“Vent’anni”: un racconto breve di Silva Bon

Vent’anni di Silva Bon

La leggerezza della giovinezza. Ma forse dovrei dire solo un breve incanto: sette giorni privi di dolore e di affanni. Sette giorni puliti, onesti, spensierati, felici. Solari.

Ricordo la Liguria dai colori smaltati, blu, cobalto, verde, terra di Siena bruciata, arancio, oro. Un’estate che si apriva ai piccoli lussi, ingenui e provinciali, del boom economico.

Ricordo l’amicizia di due ragazzi e due ragazze, non ancora usciti pienamente dall’età dell’adolescenza, che giocavano a fare i grandi, a concedersi qualche dono inaspettato, gratificante; a rompere la routine di una vita di studi, di scarse frequentazioni amicali, di solitudine e incomprensioni, di difficoltà esistenziali.
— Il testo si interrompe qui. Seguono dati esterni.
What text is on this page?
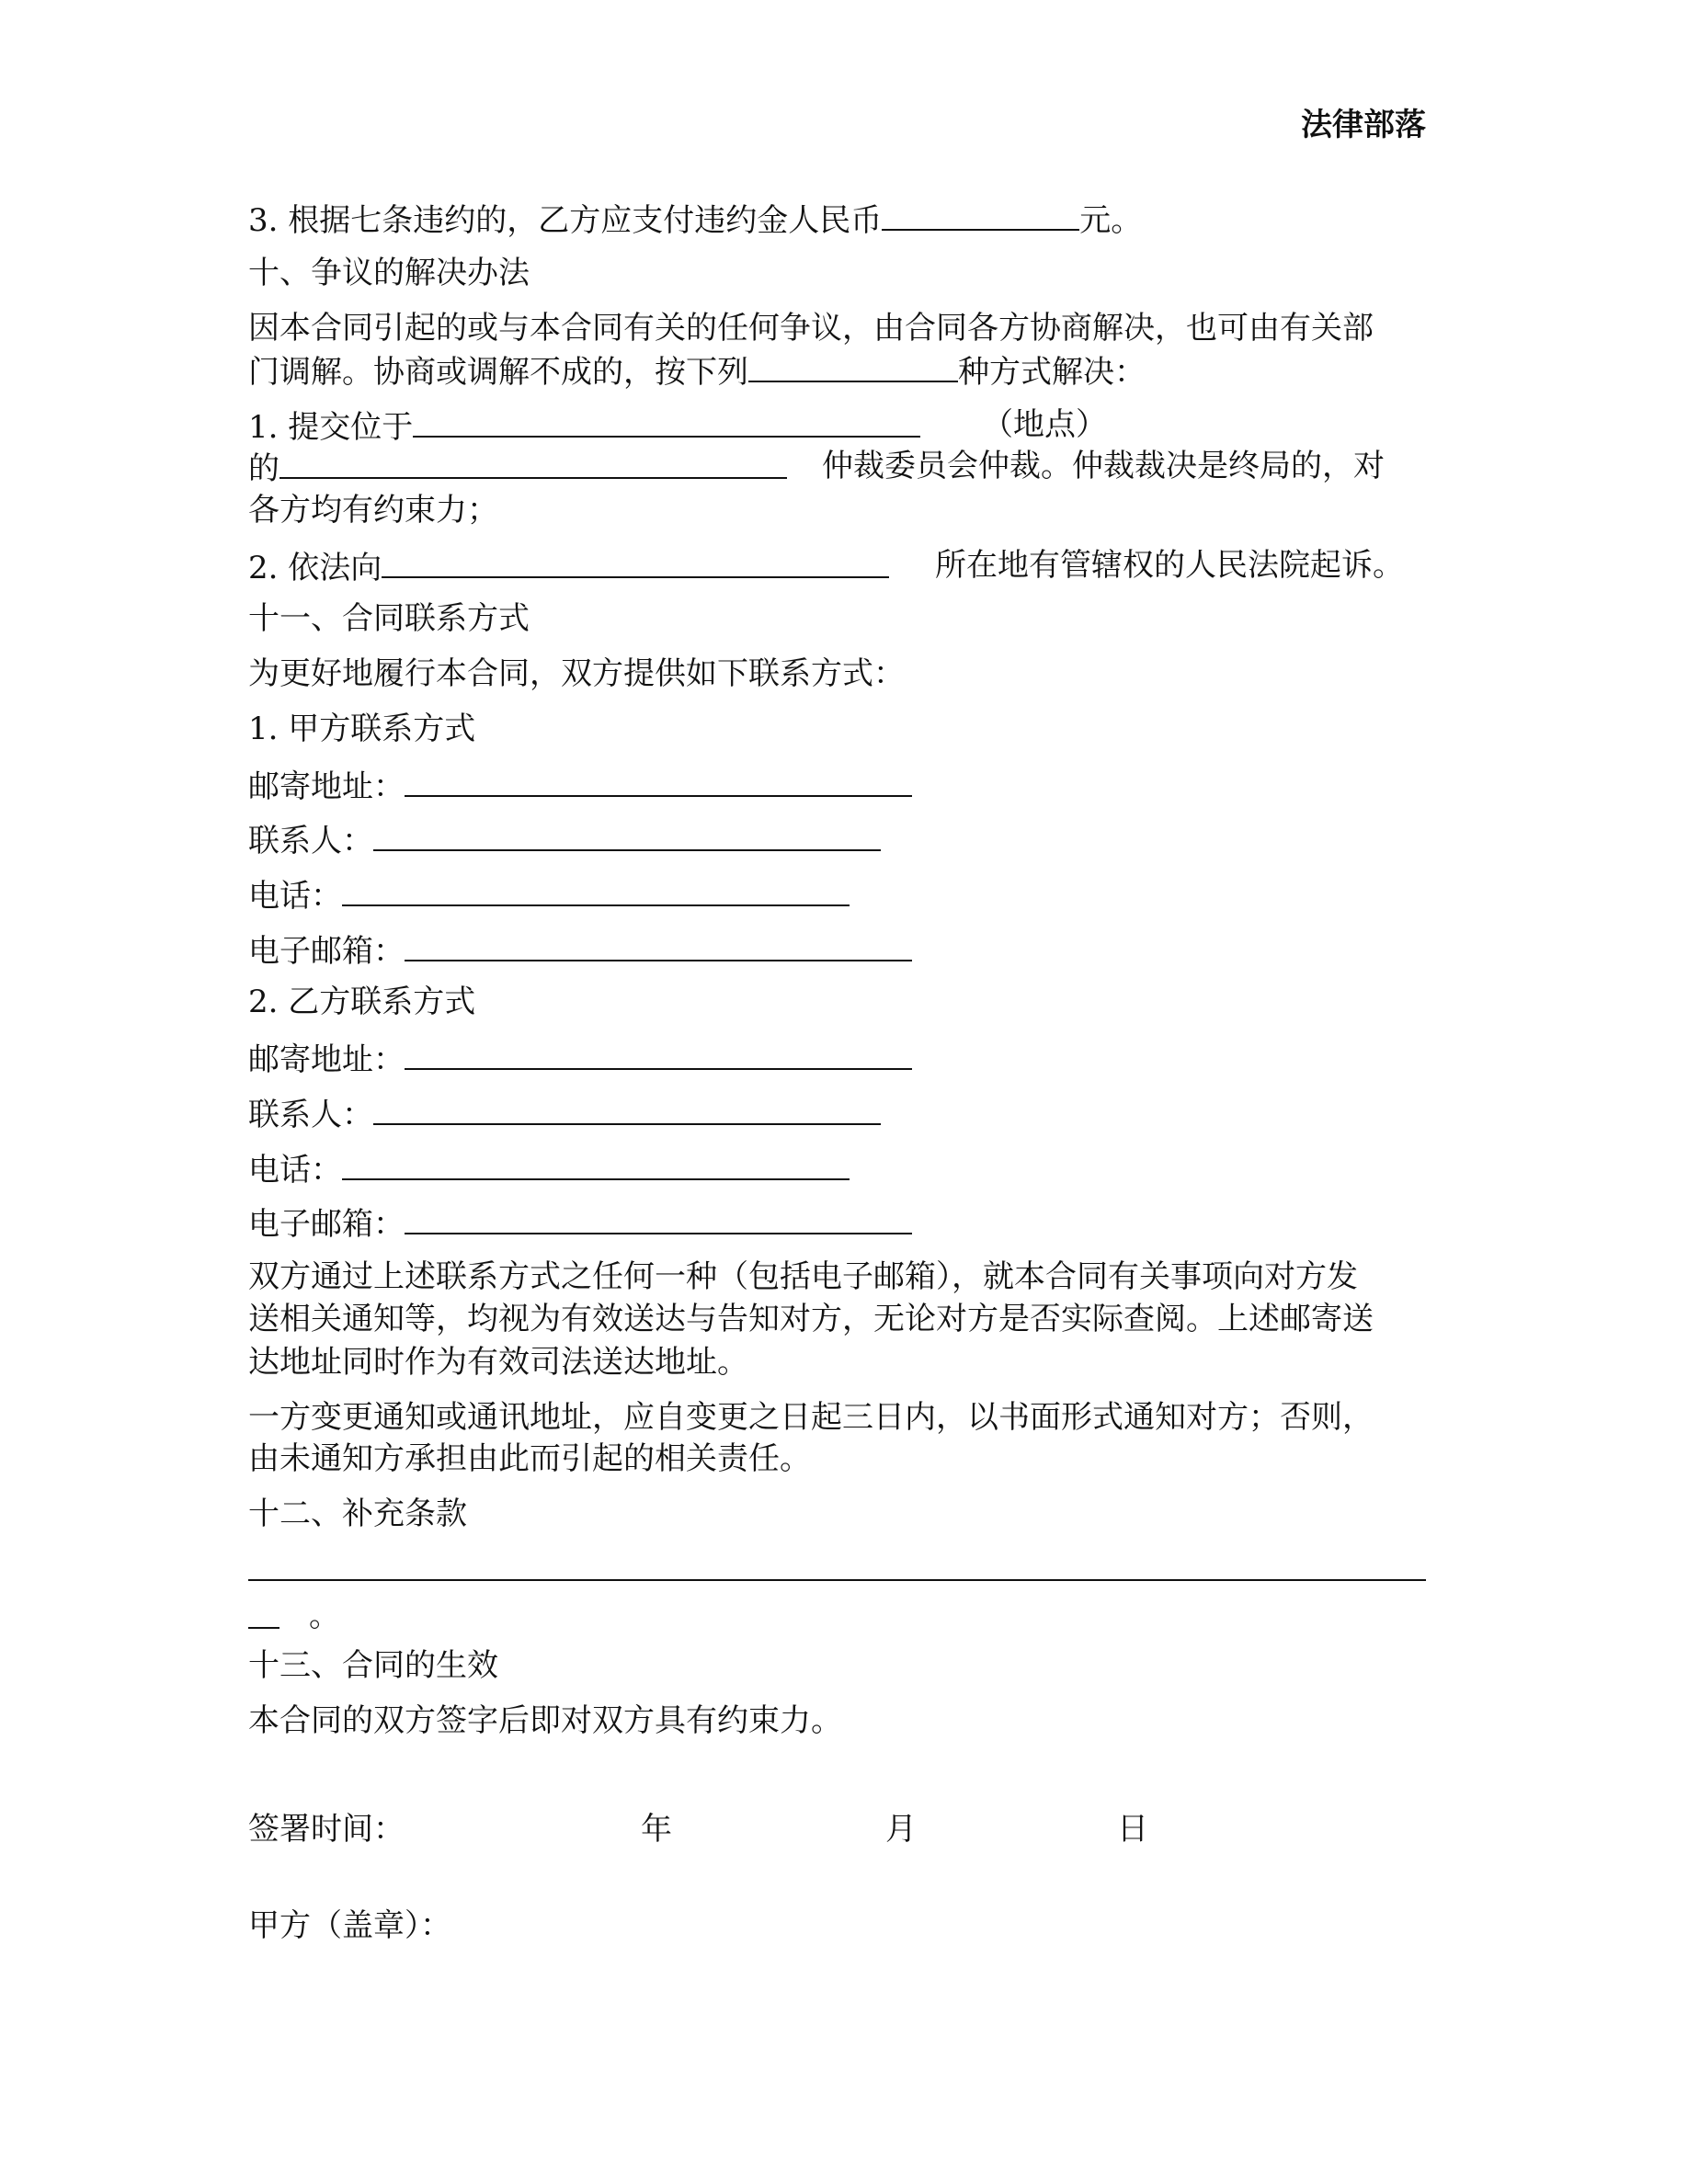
法律部落
3. 根据七条违约的，乙方应支付违约金人民币	元。
十、争议的解决办法
因本合同引起的或与本合同有关的任何争议，由合同各方协商解决，也可由有关部
门调解。协商或调解不成的，按下列	种方式解决：
1. 提交位于	（地点）
的	仲裁委员会仲裁。仲裁裁决是终局的，对
各方均有约束力；
2. 依法向	所在地有管辖权的人民法院起诉。
十一、合同联系方式
为更好地履行本合同，双方提供如下联系方式：
1. 甲方联系方式
邮寄地址：
联系人：
电话：
电子邮箱：
2. 乙方联系方式
邮寄地址：
联系人：
电话：
电子邮箱：
双方通过上述联系方式之任何一种（包括电子邮箱），就本合同有关事项向对方发
送相关通知等，均视为有效送达与告知对方，无论对方是否实际查阅。上述邮寄送
达地址同时作为有效司法送达地址。
一方变更通知或通讯地址，应自变更之日起三日内，以书面形式通知对方；否则，
由未通知方承担由此而引起的相关责任。
十二、补充条款
。
十三、合同的生效
本合同的双方签字后即对双方具有约束力。
签署时间：	年	月	日
甲方（盖章）：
Amicizia solidale. Fatta di condivisione entusiasta, democratica nelle scelte di strade, di occasioni, di cibi. Fatta di risate franche e sincere. Fatta di rispetto reciproco. Fatta di scoperte innocenti e divertenti. Fatta di bellezza, dentro e fuori.

Un’automobile, presa a noleggio, era il mezzo di trasporto inusuale, che dava allegria, sicurezza, indipendenza. Per scoprire, intorno a Genova, l’incanto di Rapallo, di Santa Margherita, di Portofino, di Camogli, di Recco.

I Bagni Doria, nel cuore di Genova, un elegante stabilimento ben frequentato, accoglievano quei giovani che liberi gareggiavano in tuffi, in nuotate nel mare ondoso e freddo; si bruciavano al sole; si ritrovavano intorno al giradischi di qualcuno oppure intorno al Jukebox, per ascoltare musica e ballare. Balli lenti, a coppia, soprattutto. Era l’estate di “Vivrò”, gettonata come un mantra … La musica francese preferita dava l’aria di intellettuali, di intenditori …

E la focaccia, comperata nei forni dei paesini costieri, che si aprivano all’angolo di improbabili strade in salita: ricordo la fragranza del profumo caldo del pane appena sfornato e del formaggio acido, fuso. Era lo spuntino quotidiano, assaporato in piedi, nei vicini crocicchi; unica possibilità per studenti squattrinati, ed era anche peccato di gola.

I viali lungo la costa, anfratti tortuosi, profumati dalla fragranza di fiori, colorati da fiammanti bouganville e maestosi oleandri, soprattutto, percorsi quasi correndo, contro il vento e incontro alla vita. Come la corsa lungo la statale, i finestrini aperti, i capelli al vento, la pelle calda di sole e di luce … il meriggio non dava sconforto, ma anzi esaltava le possibilità, le energie giovanili.

E si fermavano per rinfrescarsi, nella penombra dello spazio scuro di qualche vineria: un bicchiere di rosso, uno solo, i soldi non bastavano mai, e loro volevano restare sobri, pur allegri, eccitati, da quella minima trasgressione.

Giovani felici, in un incontro fortunoso, magico, irripetibile.

Che però lascia una traccia: doni gentili, una cravatta, un libro di poesie, in cui ritrovare i tratti di ciascuno, in cui sognare un futuro, che al di là di quei giorni, appariva incerto. Un addio. Ognuno per la sua strada, ognuno incontro al proprio destino. Di orrori e sofferenze. Indicibili. Ma tutto era segnato.

La perfezione di quell’intrecciarsi di sguardi si frantuma di fronte a una realtà ostile, prescrittiva, deviante e deviata.

Resta indimenticabile il ricordo, che è consapevolezza che quei giorni sono stati: che se non hanno dato frutti, restano concreti nella memoria.

E nei giorni cupi quel ricordo può ancora illuminare, come la certezza che il bene è possibile. Che, se è stato, può essere ancora.